To keep it simple, lets assume that during the day you use up exactly the volume of water in the urn. You will have heated up exactly the same volume of water using either method, to the same temperature (100C) so the energy required to do that is the same. But during the day, you also have to keep the water in the urn warm as well, so that's extra energy.
So why use an urn? Cos a customer wants a fast cup of hot tea. If you boil each cup of water it is more energy efficient but slower
Lets take the fire . You get it going and then roaring for a bit . Then you chuck on a log when you need it . Do you let it go out and then restart it again when you need the heat ?

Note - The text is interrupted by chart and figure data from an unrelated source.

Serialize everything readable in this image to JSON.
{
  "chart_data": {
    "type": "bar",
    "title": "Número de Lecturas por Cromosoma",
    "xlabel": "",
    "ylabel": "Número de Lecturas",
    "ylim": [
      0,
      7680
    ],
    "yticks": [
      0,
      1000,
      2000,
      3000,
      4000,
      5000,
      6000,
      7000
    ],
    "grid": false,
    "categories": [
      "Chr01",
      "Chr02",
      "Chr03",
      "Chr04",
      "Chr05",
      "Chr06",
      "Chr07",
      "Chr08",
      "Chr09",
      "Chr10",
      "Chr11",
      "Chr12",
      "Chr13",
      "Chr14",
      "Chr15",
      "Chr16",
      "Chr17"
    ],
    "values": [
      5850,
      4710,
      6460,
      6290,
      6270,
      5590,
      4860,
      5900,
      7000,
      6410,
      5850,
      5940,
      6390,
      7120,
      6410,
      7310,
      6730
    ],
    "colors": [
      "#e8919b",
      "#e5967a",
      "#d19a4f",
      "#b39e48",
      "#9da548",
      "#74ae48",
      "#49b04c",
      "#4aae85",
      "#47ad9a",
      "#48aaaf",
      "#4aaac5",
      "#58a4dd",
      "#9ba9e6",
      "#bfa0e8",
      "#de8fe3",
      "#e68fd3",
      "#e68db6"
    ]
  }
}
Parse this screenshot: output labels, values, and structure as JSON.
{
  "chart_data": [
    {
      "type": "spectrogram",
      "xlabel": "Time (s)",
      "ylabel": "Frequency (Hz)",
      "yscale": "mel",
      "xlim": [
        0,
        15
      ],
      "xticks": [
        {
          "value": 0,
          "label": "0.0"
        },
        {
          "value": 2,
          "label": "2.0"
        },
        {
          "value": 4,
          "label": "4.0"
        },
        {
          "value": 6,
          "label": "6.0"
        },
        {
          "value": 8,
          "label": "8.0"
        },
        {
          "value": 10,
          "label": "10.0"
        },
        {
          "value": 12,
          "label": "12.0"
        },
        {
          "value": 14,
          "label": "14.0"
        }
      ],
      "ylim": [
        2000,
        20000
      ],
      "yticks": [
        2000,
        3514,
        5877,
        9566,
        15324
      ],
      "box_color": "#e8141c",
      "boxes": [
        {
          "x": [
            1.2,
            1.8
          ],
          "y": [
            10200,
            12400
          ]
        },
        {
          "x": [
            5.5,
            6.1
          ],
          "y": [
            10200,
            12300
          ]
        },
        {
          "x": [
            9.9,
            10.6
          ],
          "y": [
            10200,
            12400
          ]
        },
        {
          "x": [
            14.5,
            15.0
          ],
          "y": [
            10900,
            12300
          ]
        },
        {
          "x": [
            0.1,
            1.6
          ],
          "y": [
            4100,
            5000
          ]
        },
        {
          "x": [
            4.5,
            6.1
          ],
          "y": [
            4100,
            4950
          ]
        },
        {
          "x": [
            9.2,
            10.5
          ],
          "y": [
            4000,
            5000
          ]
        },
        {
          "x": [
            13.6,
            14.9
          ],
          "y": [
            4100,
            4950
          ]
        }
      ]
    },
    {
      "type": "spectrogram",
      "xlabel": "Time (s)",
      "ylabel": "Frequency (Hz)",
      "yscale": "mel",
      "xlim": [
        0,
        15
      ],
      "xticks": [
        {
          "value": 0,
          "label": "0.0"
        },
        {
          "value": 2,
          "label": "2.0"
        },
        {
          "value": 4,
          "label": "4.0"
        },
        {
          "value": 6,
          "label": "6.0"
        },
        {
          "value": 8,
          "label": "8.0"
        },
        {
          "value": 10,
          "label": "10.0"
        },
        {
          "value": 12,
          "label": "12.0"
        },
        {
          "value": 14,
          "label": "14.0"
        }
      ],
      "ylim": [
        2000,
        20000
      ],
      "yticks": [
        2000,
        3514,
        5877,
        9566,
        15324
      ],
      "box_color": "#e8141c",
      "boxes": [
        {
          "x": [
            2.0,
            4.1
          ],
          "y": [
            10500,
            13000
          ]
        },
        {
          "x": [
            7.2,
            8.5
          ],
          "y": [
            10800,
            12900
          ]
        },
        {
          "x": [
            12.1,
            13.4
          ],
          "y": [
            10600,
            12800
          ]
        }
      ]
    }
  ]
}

Actually as a bloke I just light the fire for no reason so that's probably not a good reply

. But in typical Spring (and Melbourne) fashion, the maximum may drop below 20°C on Monday, then back up to 30°C by Thursday and (apparently) 16°C by Friday
. Like a bloody yoyo... up and down like a <<<well, you can insert your preferred simile here
. I just looked at my indoor-outdoor thermometers (I have 1 each for the kitchen and my bedroom), and instead of showing 34°C outside, they're both showing 27°C (actually I just checked again, and the kitchen one says it's 25°C outside), and the previously-northerly wind is swinging around to be a southerly. This means that because Melbourne metro area sits north of Port Philip Bay, a cool change generally follows the wind direction change.